High-speed imaging of droplet spread after a cough

Project Details

Description

We propose to capture high-speed camera imagery of a cough and use astronomical image analysis techniques to track the droplets. This will inform a mathematical model of how droplets spread through the air and onto surfaces, with application to the transmission of Covid-19 and other infectious diseases.

We have already been conducting experiments in droplet spread using human-safe fluorescein dye. We produce coughs using either an artificial model or a human volunteer who holds some of the dye in their mouth. The droplets fall on printed targets. The targets are photographed under UV light so that the droplets fluoresce. These images are then processed by software based on astronomical imaging pipelines, which aligns and rectifies the targets, and automatically detects the thousands of droplets along with statistics like size, location, and brightness. One paper is already published (https://www.journalofhospitalinfection.com/article/S0195-6701(21)00044-X/abstract) and another is submitted. More are planned.

The research group is composed of respiratory specialists from Portsmouth Hospital Trust, medical faculty from UoP and Brunel University, as well as members of the Institute of Cosmology and Gravitation who provide expertise in image analysis and data processing. We also have collaborators in the Bristol aerosol research group plus contacts in the dental and ophthalmology communities. We are currently funded by the ICG’s IAA, and have an STFC IPS bid in for a commercial partnership with AerosolShield Ltd.

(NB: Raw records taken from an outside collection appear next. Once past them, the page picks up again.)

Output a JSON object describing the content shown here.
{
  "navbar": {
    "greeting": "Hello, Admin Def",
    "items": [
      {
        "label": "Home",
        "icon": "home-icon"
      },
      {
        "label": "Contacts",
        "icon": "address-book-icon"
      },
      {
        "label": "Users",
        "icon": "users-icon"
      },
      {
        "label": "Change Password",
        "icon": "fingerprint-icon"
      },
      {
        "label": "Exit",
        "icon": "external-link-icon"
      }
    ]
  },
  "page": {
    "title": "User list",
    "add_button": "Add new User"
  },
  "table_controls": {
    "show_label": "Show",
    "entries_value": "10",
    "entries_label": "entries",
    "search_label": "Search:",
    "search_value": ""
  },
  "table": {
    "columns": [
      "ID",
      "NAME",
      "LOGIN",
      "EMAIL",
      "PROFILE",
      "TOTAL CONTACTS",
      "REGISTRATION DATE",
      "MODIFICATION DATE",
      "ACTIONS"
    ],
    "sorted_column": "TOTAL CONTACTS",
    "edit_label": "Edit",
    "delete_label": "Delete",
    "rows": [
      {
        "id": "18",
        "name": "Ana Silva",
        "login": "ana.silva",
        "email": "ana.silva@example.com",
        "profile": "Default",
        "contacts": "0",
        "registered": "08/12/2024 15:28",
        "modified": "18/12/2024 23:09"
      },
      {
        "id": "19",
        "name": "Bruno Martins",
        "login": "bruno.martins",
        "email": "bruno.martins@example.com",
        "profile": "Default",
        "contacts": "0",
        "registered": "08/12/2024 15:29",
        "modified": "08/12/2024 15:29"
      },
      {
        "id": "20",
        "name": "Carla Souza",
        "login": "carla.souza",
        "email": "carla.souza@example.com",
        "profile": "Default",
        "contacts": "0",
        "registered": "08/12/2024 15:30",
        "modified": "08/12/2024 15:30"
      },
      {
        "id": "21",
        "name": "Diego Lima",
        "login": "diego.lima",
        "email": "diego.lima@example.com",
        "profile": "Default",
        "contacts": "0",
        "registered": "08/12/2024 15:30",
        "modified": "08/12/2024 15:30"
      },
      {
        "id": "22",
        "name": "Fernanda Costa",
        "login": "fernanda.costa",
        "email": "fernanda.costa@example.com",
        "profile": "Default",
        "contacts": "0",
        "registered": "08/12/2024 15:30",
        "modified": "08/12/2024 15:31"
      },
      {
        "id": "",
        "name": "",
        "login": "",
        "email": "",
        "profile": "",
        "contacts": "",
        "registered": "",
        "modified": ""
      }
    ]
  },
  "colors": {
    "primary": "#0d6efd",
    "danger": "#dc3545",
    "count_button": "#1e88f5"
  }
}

We wish to trial a new method for much more detailed tracking of droplet spread. High-speed cameras are available which can capture thousands of frames a second. This should be sufficient to track the droplets as they first emerge after a cough, or as they hit a surface and fragment. We believe that the combination of high-speed imagery and fluorescent dye to improve the droplet visibility is unique. We will attempt to use two cameras so that we can track the droplets in 3D by computer analysis.

Because this has not been tried before, we cannot guarantee success - however, this could be quite rewarding. After acquisition of the video, we will include this data in an upcoming Data Dive run by the ICG, a few-day event where physics PhD and staff from our local university partners are invited to help us explore interesting data sets.